Adaptive forest fire optimization algorithm for enhanced energy efficiency and scalability in wireless sensor networks
J. Samuel Manoharan, G. Vijayasekaran, I. Gugan, P. Priyadharshini
Abstract
Energy-efficient routing is a fundamental challenge in Wireless Sensor Networks (WSNs) due to constrained node energy. Traditional optimization techniques such as Ant Colony Optimization (ACO) and Particle Swarm Optimization (PSO) struggle to adapt to dynamic energy variations and network topology changes, leading to suboptimal energy utilization and premature node depletion.
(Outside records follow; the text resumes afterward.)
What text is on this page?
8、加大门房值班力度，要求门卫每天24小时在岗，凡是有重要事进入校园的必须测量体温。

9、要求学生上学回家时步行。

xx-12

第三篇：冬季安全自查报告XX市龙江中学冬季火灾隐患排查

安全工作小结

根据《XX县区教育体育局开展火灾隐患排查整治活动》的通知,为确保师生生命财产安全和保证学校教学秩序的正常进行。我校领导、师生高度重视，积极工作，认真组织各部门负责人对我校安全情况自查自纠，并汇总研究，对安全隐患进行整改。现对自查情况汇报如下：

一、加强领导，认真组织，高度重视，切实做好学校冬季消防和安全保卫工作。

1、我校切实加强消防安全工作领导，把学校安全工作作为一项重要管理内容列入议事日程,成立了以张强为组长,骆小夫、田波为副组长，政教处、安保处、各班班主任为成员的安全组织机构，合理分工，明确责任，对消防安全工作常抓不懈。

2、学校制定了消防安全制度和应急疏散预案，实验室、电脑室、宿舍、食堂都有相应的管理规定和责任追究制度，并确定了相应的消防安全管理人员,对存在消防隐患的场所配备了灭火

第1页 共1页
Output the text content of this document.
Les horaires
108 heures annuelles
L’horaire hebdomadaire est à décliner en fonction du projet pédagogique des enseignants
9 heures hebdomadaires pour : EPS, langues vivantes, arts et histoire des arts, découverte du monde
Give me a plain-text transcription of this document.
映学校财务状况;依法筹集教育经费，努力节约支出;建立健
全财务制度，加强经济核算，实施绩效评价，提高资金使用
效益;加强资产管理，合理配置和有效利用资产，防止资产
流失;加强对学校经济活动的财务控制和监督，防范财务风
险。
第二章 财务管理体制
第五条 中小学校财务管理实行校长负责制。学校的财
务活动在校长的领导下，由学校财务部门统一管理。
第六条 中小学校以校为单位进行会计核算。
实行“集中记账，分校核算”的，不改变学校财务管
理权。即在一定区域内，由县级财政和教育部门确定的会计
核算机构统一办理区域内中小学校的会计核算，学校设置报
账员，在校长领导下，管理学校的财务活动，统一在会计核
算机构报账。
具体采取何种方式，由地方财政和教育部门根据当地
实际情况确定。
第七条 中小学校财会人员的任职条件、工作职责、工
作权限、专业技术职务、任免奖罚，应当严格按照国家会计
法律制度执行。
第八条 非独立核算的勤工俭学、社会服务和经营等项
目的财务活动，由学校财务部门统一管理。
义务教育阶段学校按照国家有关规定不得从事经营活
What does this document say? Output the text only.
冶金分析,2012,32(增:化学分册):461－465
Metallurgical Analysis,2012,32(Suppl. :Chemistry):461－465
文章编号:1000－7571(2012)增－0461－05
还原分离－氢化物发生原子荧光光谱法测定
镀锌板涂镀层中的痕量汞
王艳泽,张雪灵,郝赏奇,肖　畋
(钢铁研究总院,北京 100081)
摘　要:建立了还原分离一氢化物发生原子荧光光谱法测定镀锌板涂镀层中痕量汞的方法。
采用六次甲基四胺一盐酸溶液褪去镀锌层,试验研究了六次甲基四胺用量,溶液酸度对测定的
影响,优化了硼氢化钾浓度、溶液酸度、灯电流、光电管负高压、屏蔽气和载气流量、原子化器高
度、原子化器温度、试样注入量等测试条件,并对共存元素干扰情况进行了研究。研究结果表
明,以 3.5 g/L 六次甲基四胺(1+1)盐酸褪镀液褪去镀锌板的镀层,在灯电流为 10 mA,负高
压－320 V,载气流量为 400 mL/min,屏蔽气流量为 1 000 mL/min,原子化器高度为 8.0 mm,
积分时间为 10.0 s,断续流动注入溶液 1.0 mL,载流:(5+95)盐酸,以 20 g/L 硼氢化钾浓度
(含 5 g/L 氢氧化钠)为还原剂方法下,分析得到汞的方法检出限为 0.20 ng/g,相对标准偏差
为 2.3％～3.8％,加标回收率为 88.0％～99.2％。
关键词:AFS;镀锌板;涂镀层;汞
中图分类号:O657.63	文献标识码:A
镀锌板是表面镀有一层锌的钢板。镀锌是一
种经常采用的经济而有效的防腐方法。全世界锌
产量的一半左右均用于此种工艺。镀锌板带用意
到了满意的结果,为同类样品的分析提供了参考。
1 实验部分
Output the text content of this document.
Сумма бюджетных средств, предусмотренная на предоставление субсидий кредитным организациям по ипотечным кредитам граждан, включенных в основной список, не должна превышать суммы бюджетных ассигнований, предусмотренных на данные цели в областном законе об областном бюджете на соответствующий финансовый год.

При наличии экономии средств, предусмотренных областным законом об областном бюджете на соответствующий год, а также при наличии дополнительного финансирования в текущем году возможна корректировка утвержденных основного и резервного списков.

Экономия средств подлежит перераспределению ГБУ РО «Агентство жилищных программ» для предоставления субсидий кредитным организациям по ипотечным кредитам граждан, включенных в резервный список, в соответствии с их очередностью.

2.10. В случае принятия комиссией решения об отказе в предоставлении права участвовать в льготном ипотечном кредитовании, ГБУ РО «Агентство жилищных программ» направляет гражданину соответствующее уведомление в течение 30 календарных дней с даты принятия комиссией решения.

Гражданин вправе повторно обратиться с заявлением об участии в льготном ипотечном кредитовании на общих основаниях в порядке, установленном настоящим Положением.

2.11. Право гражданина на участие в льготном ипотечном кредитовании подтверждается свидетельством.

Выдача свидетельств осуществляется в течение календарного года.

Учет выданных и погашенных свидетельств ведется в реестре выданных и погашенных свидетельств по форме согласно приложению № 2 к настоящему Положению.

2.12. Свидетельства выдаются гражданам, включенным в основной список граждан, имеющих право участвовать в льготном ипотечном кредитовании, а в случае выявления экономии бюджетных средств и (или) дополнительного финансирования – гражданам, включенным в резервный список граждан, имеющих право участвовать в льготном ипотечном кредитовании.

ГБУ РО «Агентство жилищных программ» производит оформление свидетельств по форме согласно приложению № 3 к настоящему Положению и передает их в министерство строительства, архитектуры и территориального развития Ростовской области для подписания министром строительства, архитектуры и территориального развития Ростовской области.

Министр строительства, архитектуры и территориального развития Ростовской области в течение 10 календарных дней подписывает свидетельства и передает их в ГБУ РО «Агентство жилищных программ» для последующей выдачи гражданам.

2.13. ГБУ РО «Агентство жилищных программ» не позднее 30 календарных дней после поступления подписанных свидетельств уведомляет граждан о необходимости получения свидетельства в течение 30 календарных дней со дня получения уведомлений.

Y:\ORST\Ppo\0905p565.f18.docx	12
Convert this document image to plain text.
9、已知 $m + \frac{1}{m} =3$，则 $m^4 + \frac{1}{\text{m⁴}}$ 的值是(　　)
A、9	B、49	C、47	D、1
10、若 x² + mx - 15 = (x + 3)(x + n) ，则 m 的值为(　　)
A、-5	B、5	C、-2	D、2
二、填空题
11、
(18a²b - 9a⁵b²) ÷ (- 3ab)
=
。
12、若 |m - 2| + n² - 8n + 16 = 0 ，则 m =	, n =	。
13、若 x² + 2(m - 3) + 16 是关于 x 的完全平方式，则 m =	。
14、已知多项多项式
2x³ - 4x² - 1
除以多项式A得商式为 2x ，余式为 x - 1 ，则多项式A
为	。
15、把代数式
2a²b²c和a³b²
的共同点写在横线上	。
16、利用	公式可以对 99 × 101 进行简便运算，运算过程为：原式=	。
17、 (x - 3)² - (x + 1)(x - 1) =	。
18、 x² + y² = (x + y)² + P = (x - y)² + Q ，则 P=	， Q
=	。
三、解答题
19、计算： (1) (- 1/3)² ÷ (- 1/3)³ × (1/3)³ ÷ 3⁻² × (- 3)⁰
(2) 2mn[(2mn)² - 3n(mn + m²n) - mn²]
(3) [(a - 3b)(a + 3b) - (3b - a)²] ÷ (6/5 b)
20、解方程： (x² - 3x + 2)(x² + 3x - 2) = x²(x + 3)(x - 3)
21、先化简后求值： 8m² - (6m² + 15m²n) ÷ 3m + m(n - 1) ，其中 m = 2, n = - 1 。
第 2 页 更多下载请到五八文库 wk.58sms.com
To address these limitations, this paper introduces the Forest Fire Optimization for Energy-Aware Routing (FFO-WSN), a novel routing algorithm inspired by fire propagation dynamics. The FFO-WSN model dynamically adjusts routing paths based on real-time energy levels, prioritizing high-energy nodes while avoiding energy-depleted ones, thereby enhancing network longevity and data transmission efficiency. Extensive simulations demonstrate that FFO-WSN outperforms ACO, PSO, and other hybrid nature-inspired methods, achieving 21.8% lower energy consumption, a 26.2% increase in network lifetime, 98.1% packet delivery ratio, and 1.02 Mbps throughput while maintaining low end-to-end delay. These results confirm the scalability and resilience of FFO-WSN, making it a promising solution for IoT-based health monitoring and smart city applications.